GenAI adoption accelerates  speed, scale, and strategy shape India’s AI journey.



In brief

  • 76% of the respondents in the EY India C-suite GenAI survey believe GenAI will have a significant business impact.
  • While 23% are in early stage/have pilots, a large share of organizations (47%) have multiple use cases live in production.
  • 91% reported that speed of deployment was the single biggest factor driving their buying decisions, reflecting the increasing impatience to get solutions into production.

The EY India C-suite GenAI survey in 2025 of over 200 Indian enterprise leaders reveals strong momentum in GenAI adoption across India. Compared to 2024, Indian organizations have clearly advanced in their GenAI journey.

Nearly half of Indian companies now run multiple live GenAI use cases

About 47% of organizations have multiple use cases live and 10% are scaling use cases across the business.

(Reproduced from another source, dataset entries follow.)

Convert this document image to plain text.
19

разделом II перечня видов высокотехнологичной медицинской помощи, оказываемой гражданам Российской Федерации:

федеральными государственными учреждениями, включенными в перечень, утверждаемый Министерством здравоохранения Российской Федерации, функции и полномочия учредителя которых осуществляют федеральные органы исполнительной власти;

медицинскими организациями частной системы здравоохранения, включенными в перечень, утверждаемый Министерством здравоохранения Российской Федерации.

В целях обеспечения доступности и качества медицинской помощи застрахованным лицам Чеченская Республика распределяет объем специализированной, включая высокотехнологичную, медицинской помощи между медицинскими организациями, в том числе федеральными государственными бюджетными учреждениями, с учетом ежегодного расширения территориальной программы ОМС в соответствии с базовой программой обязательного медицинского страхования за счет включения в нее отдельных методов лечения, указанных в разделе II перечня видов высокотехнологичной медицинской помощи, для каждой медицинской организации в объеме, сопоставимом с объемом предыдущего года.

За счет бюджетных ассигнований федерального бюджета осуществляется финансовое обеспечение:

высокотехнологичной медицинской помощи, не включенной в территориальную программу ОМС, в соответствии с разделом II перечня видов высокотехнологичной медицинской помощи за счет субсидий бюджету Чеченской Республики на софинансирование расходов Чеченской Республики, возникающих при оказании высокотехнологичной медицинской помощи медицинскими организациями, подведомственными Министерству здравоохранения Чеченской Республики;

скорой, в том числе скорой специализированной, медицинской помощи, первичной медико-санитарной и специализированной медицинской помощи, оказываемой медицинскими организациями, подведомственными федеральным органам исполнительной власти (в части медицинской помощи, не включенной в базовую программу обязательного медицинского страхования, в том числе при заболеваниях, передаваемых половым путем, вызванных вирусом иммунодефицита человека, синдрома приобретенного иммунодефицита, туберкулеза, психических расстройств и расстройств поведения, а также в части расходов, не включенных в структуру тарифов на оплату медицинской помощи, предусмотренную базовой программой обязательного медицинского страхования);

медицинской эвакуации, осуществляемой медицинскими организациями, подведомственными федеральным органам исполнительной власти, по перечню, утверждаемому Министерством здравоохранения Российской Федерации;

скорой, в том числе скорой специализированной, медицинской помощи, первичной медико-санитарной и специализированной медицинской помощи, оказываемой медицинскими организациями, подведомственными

Nearly half (47%) of survey respondents indicate that over 10% of their GenAI POCs have already moved into production.

AI’s impact on employment remains measured and sector specific; 64% of respondents report only selective displacement in outsourced and standardized functions, such as administrative operations, customer success, tele calling and back-office processes. Rather than shrinking internal teams, in many cases AI is redirecting enterprise spend toward automation and efficiency, signaling a structural shift in how work is organized. 

Agility in deployment is shaping enterprise GenAI decision-making

Top 3 factors driving the buy-vs-build decision in the context of GenAI and Agentic AI

Speed of deployment is emerging as the primary driver of GenAI adoption strategies. A striking 91% of the survey respondents rank fast implementation as the top priority in buy-vs-build decisions clear urgency to act.

Summary

GenAI’s impact on employment remains selective, primarily affecting standardized or outsourced roles, while enterprises redirect resources toward automation and efficiency, signaling a strategic shift in how work is organized in India.